There’s a daytime dreaming that takes place as well, perhaps courtesy of pain medication, but it tends to come when I am alone at vulnerable moments. Lately that time has been in the shower. For the first two weeks after my bilateral mastectomy, I didn’t look at my body at all. It was hard enough to deal with all the pain and tending to my own drains and what not. But eventually that log had to be flipped and I stood naked in front of the mirror. There’s not much that can really prepare you for this process and to say that I handled it well the first couple of times would be a lie. There were hours of tears that took place after every time I bathed, and that was exhausting to me and the people around me. Probably worse on them because I am sure they wondered how long this would go on. But as soon as I got brave enough to look under that log, REALLY LOOK, it wasn’t actually that bad. The reconstruction I elected for has several stages and I have completed only the first part. So knowing there are more changes ahead is reassuring and that what I have now is not what the end product will be. That is simultaneously scary and reassuring. I hold this in my mind as the water runs down my face in the shower, almost like a mantra. I’ve been through this before, almost a little too recently.  I found out I had Cancer when I was hit by a car and my face was split open by the force. I had to get 250 stitches in my left eye and I had two orbital fractures. 6 months ago I stood in the shower letting the water run down my face and told myself someday this won’t be noticeable. I rubbed Cetaphil all around the purple twisted scars and told them to lay flat. And they have. All my doctors have marvelled at how my face has healed, even through rounds and rounds of cytotoxic drugs. Now I have to do that again with my breasts.

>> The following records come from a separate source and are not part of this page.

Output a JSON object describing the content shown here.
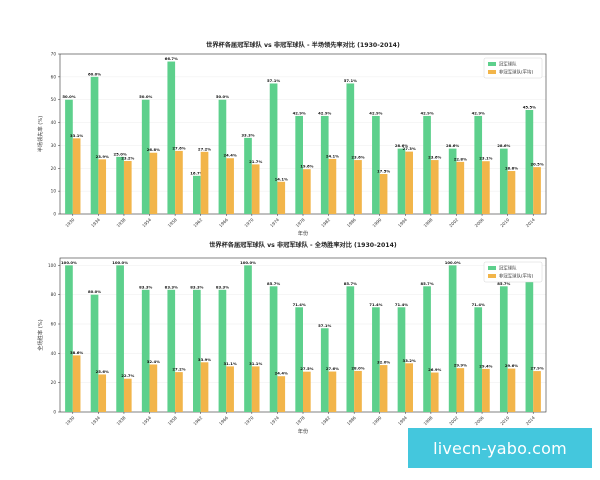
{
  "colors": {
    "champion": "#5dd08c",
    "non_champion": "#f2b54a",
    "axis": "#333333",
    "grid": "#ececec"
  },
  "watermark": {
    "text": "livecn-yabo.com"
  },
  "chart_data": [
    {
      "type": "bar",
      "title": "世界杯各届冠军球队 vs 非冠军球队 - 半场领先率对比 (1930-2014)",
      "xlabel": "年份",
      "ylabel": "半场领先率 (%)",
      "ylim": [
        0,
        70
      ],
      "yticks": [
        0,
        10,
        20,
        30,
        40,
        50,
        60,
        70
      ],
      "categories": [
        "1930",
        "1934",
        "1938",
        "1954",
        "1958",
        "1962",
        "1966",
        "1970",
        "1974",
        "1978",
        "1982",
        "1986",
        "1990",
        "1994",
        "1998",
        "2002",
        "2006",
        "2010",
        "2014"
      ],
      "legend": {
        "position": "top-right",
        "entries": [
          "冠军球队",
          "非冠军球队(平均)"
        ]
      },
      "series": [
        {
          "name": "冠军球队",
          "values": [
            50.0,
            60.0,
            25.0,
            50.0,
            66.7,
            16.7,
            50.0,
            33.3,
            57.1,
            42.9,
            42.9,
            57.1,
            42.9,
            28.6,
            42.9,
            28.6,
            42.9,
            28.6,
            45.5
          ],
          "labels": [
            "50.0%",
            "60.0%",
            "25.0%",
            "50.0%",
            "66.7%",
            "16.7%",
            "50.0%",
            "33.3%",
            "57.1%",
            "42.9%",
            "42.9%",
            "57.1%",
            "42.9%",
            "28.6%",
            "42.9%",
            "28.6%",
            "42.9%",
            "28.6%",
            "45.5%"
          ]
        },
        {
          "name": "非冠军球队(平均)",
          "values": [
            33.1,
            23.9,
            23.2,
            26.8,
            27.6,
            27.2,
            24.4,
            21.7,
            14.1,
            19.6,
            24.1,
            23.6,
            17.5,
            27.3,
            23.6,
            22.8,
            23.1,
            18.8,
            20.5
          ],
          "labels": [
            "33.1%",
            "23.9%",
            "23.2%",
            "26.8%",
            "27.6%",
            "27.2%",
            "24.4%",
            "21.7%",
            "14.1%",
            "19.6%",
            "24.1%",
            "23.6%",
            "17.5%",
            "27.3%",
            "23.6%",
            "22.8%",
            "23.1%",
            "18.8%",
            "20.5%"
          ]
        }
      ]
    },
    {
      "type": "bar",
      "title": "世界杯各届冠军球队 vs 非冠军球队 - 全场胜率对比 (1930-2014)",
      "xlabel": "年份",
      "ylabel": "全场胜率 (%)",
      "ylim": [
        0,
        105
      ],
      "yticks": [
        0,
        20,
        40,
        60,
        80,
        100
      ],
      "categories": [
        "1930",
        "1934",
        "1938",
        "1954",
        "1958",
        "1962",
        "1966",
        "1970",
        "1974",
        "1978",
        "1982",
        "1986",
        "1990",
        "1994",
        "1998",
        "2002",
        "2006",
        "2010",
        "2014"
      ],
      "legend": {
        "position": "top-right",
        "entries": [
          "冠军球队",
          "非冠军球队(平均)"
        ]
      },
      "series": [
        {
          "name": "冠军球队",
          "values": [
            100.0,
            80.0,
            100.0,
            83.3,
            83.3,
            83.3,
            83.3,
            100.0,
            85.7,
            71.4,
            57.1,
            85.7,
            71.4,
            71.4,
            85.7,
            100.0,
            71.4,
            85.7,
            90.9
          ],
          "labels": [
            "100.0%",
            "80.0%",
            "100.0%",
            "83.3%",
            "83.3%",
            "83.3%",
            "83.3%",
            "100.0%",
            "85.7%",
            "71.4%",
            "57.1%",
            "85.7%",
            "71.4%",
            "71.4%",
            "85.7%",
            "100.0%",
            "71.4%",
            "85.7%",
            "90.9%"
          ]
        },
        {
          "name": "非冠军球队(平均)",
          "values": [
            38.6,
            25.6,
            22.7,
            32.4,
            27.2,
            33.9,
            31.1,
            31.1,
            24.4,
            27.5,
            27.6,
            28.0,
            32.0,
            33.2,
            26.9,
            29.9,
            29.4,
            29.6,
            27.9
          ],
          "labels": [
            "38.6%",
            "25.6%",
            "22.7%",
            "32.4%",
            "27.2%",
            "33.9%",
            "31.1%",
            "31.1%",
            "24.4%",
            "27.5%",
            "27.6%",
            "28.0%",
            "32.0%",
            "33.2%",
            "26.9%",
            "29.9%",
            "29.4%",
            "29.6%",
            "27.9%"
          ]
        }
      ]
    }
  ]
}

I guess that’s the slogan here for life in general: What you have now is not what the end product will be. For good or for bad. Life will make you roll some logs and look under your rocks. You’ll be scared and frustrated but that’s all part of life in the primeval forest. Take the deepest breath you can and listen to what you are trying to tell yourself. I have gained more comfort from knowing myself than almost anything else in this process.